Mabel and Frank were married for 12 years before their divorce last year. When they were first married, Mabel purchased a life insurance policy naming Frank as the insured. She named herself as the policy beneficiary. As a couple, they also owned a homeowner’s insurance policy on their home. The home was titled joint tenants with right of survivorship (JTWROS). Although Frank gave up his interest in the home when they divorced, they did not change these policies.

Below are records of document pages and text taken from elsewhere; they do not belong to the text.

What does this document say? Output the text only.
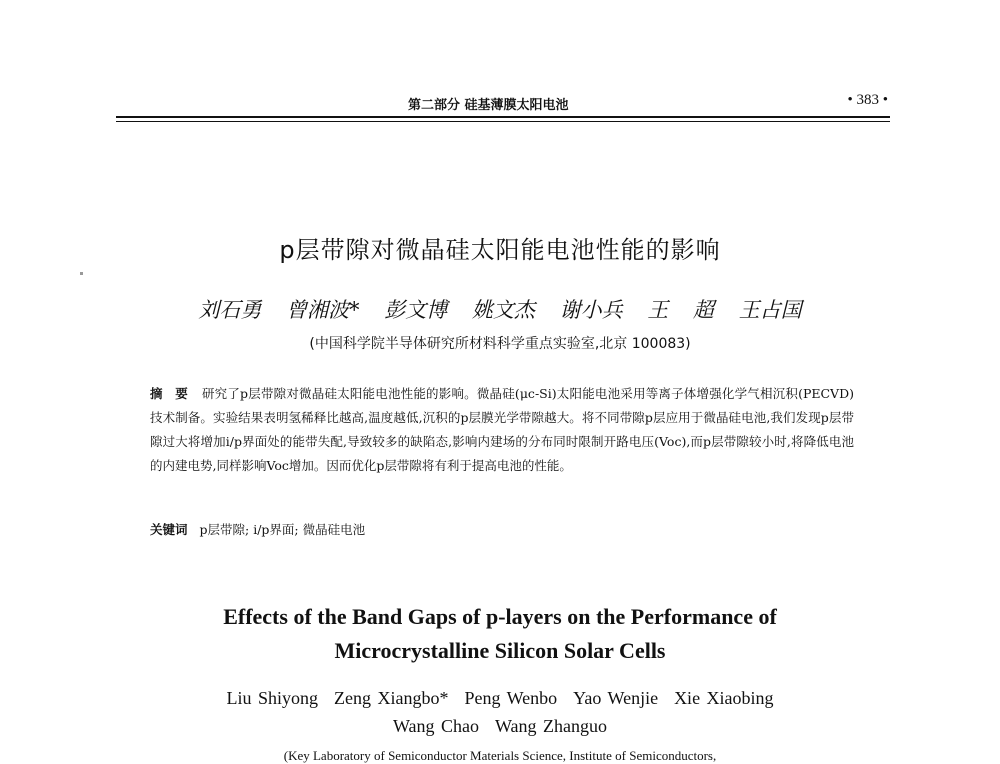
第二部分 硅基薄膜太阳电池	• 383 •
p层带隙对微晶硅太阳能电池性能的影响
刘石勇 曾湘波* 彭文博 姚文杰 谢小兵 王 超 王占国
(中国科学院半导体研究所材料科学重点实验室,北京 100083)
摘 要 研究了p层带隙对微晶硅太阳能电池性能的影响。微晶硅(μc-Si)太阳能电池采用等离子体增强化学气相沉积(PECVD)技术制备。实验结果表明氢稀释比越高,温度越低,沉积的p层膜光学带隙越大。将不同带隙p层应用于微晶硅电池,我们发现p层带隙过大将增加i/p界面处的能带失配,导致较多的缺陷态,影响内建场的分布同时限制开路电压(Voc),而p层带隙较小时,将降低电池的内建电势,同样影响Voc增加。因而优化p层带隙将有利于提高电池的性能。
关键词 p层带隙; i/p界面; 微晶硅电池
Effects of the Band Gaps of p-layers on the Performance of
Microcrystalline Silicon Solar Cells
Liu Shiyong Zeng Xiangbo* Peng Wenbo Yao Wenjie Xie Xiaobing
Wang Chao Wang Zhanguo
(Key Laboratory of Semiconductor Materials Science, Institute of Semiconductors,
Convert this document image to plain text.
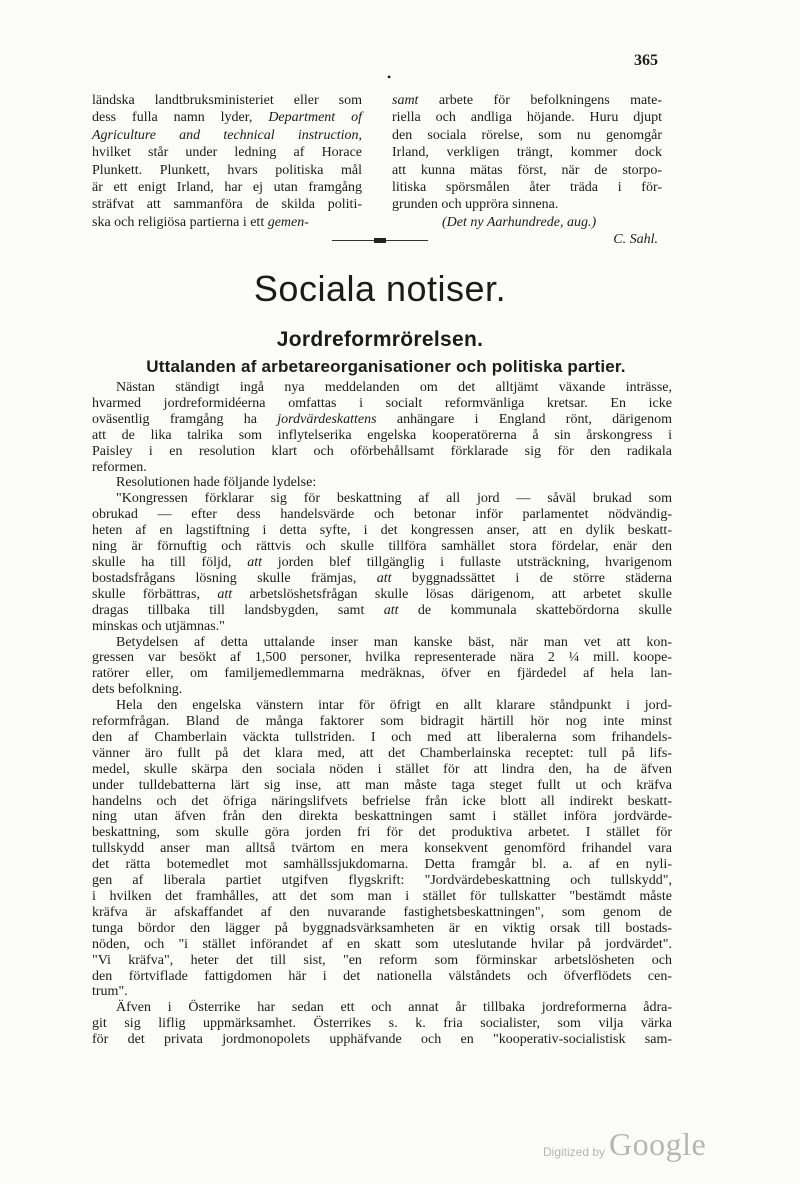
365
•
ländska landtbruksministeriet eller som
dess fulla namn lyder, Department of
Agriculture and technical instruction,
hvilket står under ledning af Horace
Plunkett. Plunkett, hvars politiska mål
är ett enigt Irland, har ej utan framgång
sträfvat att sammanföra de skilda politi-
ska och religiösa partierna i ett gemen-
samt arbete för befolkningens mate-
riella och andliga höjande. Huru djupt
den sociala rörelse, som nu genomgår
Irland, verkligen trängt, kommer dock
att kunna mätas först, när de storpo-
litiska spörsmålen åter träda i för-
grunden och uppröra sinnena.
(Det ny Aarhundrede, aug.)
C. Sahl.
Sociala notiser.
Jordreformrörelsen.
Uttalanden af arbetareorganisationer och politiska partier.
Nästan ständigt ingå nya meddelanden om det alltjämt växande inträsse,
hvarmed jordreformidéerna omfattas i socialt reformvänliga kretsar. En icke
oväsentlig framgång ha jordvärdeskattens anhängare i England rönt, därigenom
att de lika talrika som inflytelserika engelska kooperatörerna å sin årskongress i
Paisley i en resolution klart och oförbehållsamt förklarade sig för den radikala
reformen.
Resolutionen hade följande lydelse:
"Kongressen förklarar sig för beskattning af all jord — såväl brukad som
obrukad — efter dess handelsvärde och betonar inför parlamentet nödvändig-
heten af en lagstiftning i detta syfte, i det kongressen anser, att en dylik beskatt-
ning är förnuftig och rättvis och skulle tillföra samhället stora fördelar, enär den
skulle ha till följd, att jorden blef tillgänglig i fullaste utsträckning, hvarigenom
bostadsfrågans lösning skulle främjas, att byggnadssättet i de större städerna
skulle förbättras, att arbetslöshetsfrågan skulle lösas därigenom, att arbetet skulle
dragas tillbaka till landsbygden, samt att de kommunala skattebördorna skulle
minskas och utjämnas."
Betydelsen af detta uttalande inser man kanske bäst, när man vet att kon-
gressen var besökt af 1,500 personer, hvilka representerade nära 2 ¼ mill. koope-
ratörer eller, om familjemedlemmarna medräknas, öfver en fjärdedel af hela lan-
dets befolkning.
Hela den engelska vänstern intar för öfrigt en allt klarare ståndpunkt i jord-
reformfrågan. Bland de många faktorer som bidragit härtill hör nog inte minst
den af Chamberlain väckta tullstriden. I och med att liberalerna som frihandels-
vänner äro fullt på det klara med, att det Chamberlainska receptet: tull på lifs-
medel, skulle skärpa den sociala nöden i stället för att lindra den, ha de äfven
under tulldebatterna lärt sig inse, att man måste taga steget fullt ut och kräfva
handelns och det öfriga näringslifvets befrielse från icke blott all indirekt beskatt-
ning utan äfven från den direkta beskattningen samt i stället införa jordvärde-
beskattning, som skulle göra jorden fri för det produktiva arbetet. I stället för
tullskydd anser man alltså tvärtom en mera konsekvent genomförd frihandel vara
det rätta botemedlet mot samhällssjukdomarna. Detta framgår bl. a. af en nyli-
gen af liberala partiet utgifven flygskrift: "Jordvärdebeskattning och tullskydd",
i hvilken det framhålles, att det som man i stället för tullskatter "bestämdt måste
kräfva är afskaffandet af den nuvarande fastighetsbeskattningen", som genom de
tunga bördor den lägger på byggnadsvärksamheten är en viktig orsak till bostads-
nöden, och "i stället införandet af en skatt som uteslutande hvilar på jordvärdet".
"Vi kräfva", heter det till sist, "en reform som förminskar arbetslösheten och
den förtviflade fattigdomen här i det nationella välståndets och öfverflödets cen-
trum".
Äfven i Österrike har sedan ett och annat år tillbaka jordreformerna ådra-
git sig liflig uppmärksamhet. Österrikes s. k. fria socialister, som vilja värka
för det privata jordmonopolets upphäfvande och en "kooperativ-socialistisk sam-
Digitized by Google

Unfortunately, a series of negative events has since transpired. Six weeks ago, Frank died. The insurance company paid Mabel the face value of the life insurance policy. Frank’s new wife protested the payment by claiming that Mabel did not have an insurable interest in Frank at the time of death and, as such, Mabel was not eligible to receive payment. Around the same time, Mabel’s home (the one she owned jointly with Frank) burned down. Frank’s new wife filed a claim for Frank’s share of the insurance proceeds. In which situation will the insurance company side with Frank’s new wife?

A

Unfortunately for Frank’s new wife, the insurance company will rule against her on both issues. First, an insurable interest in a life insurance contract only needs to exist at the time the policy is issued. Second, at the time of the house fire, neither Frank nor his new wife had an insurable interest in the property. For these reasons, Mabel was entitled to receive the life insurance policy payment and reimbursement for the home fire.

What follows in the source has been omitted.